Monday, May 22, 2000


Chemical Center Seminar, Lund University (Lund, Sweden)

Presentation Slides: 

Recently there has been much interest in using femtosecond laser pulses in surgical applications. For example, femtosecond lasers could replace the nanosecond systems currently used for opthalmic photodisruption, providing improved surgical precision and adding versatility. In surgical applications, it is the high intensity of femtosecond laser pulses that is exploited. By tightly focusing these short pulses, the intensity becomes high enough to cause nonlinear absorption inside a transparent material (such as the vitreous humor). The absorption produces a hot plasma inside the sample that is highly localized near the laser focus. This plasma rapidly expands into the surrounding volume, producing a microscopic explosion - a microexplosion. For surgical applications, the plasma provides a scalpel, while the nature and extent of the expansion determine the precision of the ""blade.""

In this talk we will discuss the production and dynamics of microexplosions in transparent materials, focusing, in particular, on water as the transparent medium. Using pump-probe techniques, we measured the initial expansion of the plasma with unprecedented temporal resolution. We find that the initial expansion velocity reaches 90 km/s, the fastest expansion of a solid density material observed to date. Furthermore, we have followed the dynamics of a microexplosion from these initial stages to the collapse of the bubble. We will discuss the importance of certain features of these dynamics for surgical applications.
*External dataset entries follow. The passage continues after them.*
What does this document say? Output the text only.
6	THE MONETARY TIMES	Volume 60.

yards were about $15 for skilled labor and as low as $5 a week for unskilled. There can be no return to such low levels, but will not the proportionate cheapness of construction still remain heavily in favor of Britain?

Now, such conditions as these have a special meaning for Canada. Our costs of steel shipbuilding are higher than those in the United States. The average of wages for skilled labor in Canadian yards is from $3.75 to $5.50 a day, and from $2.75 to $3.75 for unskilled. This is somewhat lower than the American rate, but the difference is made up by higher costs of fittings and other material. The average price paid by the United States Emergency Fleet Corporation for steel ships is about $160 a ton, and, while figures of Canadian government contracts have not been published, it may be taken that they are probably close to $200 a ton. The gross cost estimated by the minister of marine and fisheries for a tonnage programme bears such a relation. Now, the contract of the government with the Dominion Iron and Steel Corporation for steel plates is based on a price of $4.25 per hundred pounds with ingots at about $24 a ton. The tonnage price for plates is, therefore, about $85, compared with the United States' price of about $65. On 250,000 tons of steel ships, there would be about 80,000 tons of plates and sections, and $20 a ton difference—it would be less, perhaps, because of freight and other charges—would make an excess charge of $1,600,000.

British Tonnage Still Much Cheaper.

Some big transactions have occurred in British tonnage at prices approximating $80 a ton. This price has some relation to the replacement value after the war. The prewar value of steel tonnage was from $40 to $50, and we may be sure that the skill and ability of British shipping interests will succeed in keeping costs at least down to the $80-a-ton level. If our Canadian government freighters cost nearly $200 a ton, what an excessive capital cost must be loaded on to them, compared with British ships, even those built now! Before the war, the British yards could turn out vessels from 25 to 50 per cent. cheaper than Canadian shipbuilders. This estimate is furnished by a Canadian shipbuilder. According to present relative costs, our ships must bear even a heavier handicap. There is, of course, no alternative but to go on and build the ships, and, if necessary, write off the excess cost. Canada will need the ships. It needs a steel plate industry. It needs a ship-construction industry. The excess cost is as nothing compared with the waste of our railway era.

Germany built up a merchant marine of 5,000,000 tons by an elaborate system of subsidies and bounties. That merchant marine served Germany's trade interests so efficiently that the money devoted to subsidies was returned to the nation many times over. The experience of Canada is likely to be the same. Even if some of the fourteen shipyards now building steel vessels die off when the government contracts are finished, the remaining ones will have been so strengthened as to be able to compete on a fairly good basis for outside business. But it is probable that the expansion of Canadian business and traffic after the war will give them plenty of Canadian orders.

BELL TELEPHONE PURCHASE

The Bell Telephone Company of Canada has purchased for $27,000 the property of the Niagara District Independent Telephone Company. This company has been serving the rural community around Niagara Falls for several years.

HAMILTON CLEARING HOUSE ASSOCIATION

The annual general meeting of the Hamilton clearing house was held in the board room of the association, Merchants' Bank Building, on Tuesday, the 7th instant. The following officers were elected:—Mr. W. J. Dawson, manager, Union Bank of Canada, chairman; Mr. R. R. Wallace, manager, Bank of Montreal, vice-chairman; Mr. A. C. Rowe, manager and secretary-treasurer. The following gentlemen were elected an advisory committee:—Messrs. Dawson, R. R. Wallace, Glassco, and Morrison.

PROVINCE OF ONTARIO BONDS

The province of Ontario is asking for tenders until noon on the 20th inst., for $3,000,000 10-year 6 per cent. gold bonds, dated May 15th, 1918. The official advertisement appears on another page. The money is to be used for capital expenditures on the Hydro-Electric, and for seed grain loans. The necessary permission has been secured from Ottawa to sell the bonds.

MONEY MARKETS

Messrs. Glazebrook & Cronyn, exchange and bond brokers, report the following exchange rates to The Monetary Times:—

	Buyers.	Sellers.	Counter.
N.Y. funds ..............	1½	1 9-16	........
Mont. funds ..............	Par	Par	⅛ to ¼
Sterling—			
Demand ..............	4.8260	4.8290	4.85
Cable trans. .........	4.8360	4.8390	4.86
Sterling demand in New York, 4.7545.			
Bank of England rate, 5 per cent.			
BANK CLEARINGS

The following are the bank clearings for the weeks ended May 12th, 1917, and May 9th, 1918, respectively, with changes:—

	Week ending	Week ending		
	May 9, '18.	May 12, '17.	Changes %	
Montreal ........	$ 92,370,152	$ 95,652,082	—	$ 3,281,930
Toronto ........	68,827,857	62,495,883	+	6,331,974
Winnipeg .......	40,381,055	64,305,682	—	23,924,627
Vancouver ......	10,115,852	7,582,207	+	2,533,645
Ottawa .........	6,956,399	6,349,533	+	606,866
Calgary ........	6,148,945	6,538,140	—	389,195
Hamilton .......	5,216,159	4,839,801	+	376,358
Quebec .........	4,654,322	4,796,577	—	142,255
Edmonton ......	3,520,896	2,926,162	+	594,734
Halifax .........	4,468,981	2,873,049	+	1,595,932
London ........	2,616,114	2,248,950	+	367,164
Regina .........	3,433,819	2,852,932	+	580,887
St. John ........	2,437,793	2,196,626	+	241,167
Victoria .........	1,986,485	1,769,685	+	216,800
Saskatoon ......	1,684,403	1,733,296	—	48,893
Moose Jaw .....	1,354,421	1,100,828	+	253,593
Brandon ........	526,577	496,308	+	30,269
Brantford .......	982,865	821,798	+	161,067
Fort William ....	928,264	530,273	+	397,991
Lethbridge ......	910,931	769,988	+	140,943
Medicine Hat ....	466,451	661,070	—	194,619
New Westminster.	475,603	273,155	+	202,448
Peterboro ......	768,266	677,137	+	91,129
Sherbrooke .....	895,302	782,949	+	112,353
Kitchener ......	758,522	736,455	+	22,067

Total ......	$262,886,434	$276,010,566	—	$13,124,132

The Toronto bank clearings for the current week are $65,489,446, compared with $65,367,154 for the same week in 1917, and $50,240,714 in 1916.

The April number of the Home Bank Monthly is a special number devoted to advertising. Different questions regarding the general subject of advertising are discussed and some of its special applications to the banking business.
We will also describe some acoustic measurements that indicate femtosecond pulses offer advantages over longer pulses for surgical applications. In particular, we find that femtosecond pulses produce more consistent breakdown at a lower energy compared to picosecond pulses. Finally we will discuss some preliminary investigations we made into using femtosecond laser induced microexplosions to cut beneath the surface of skin tissue.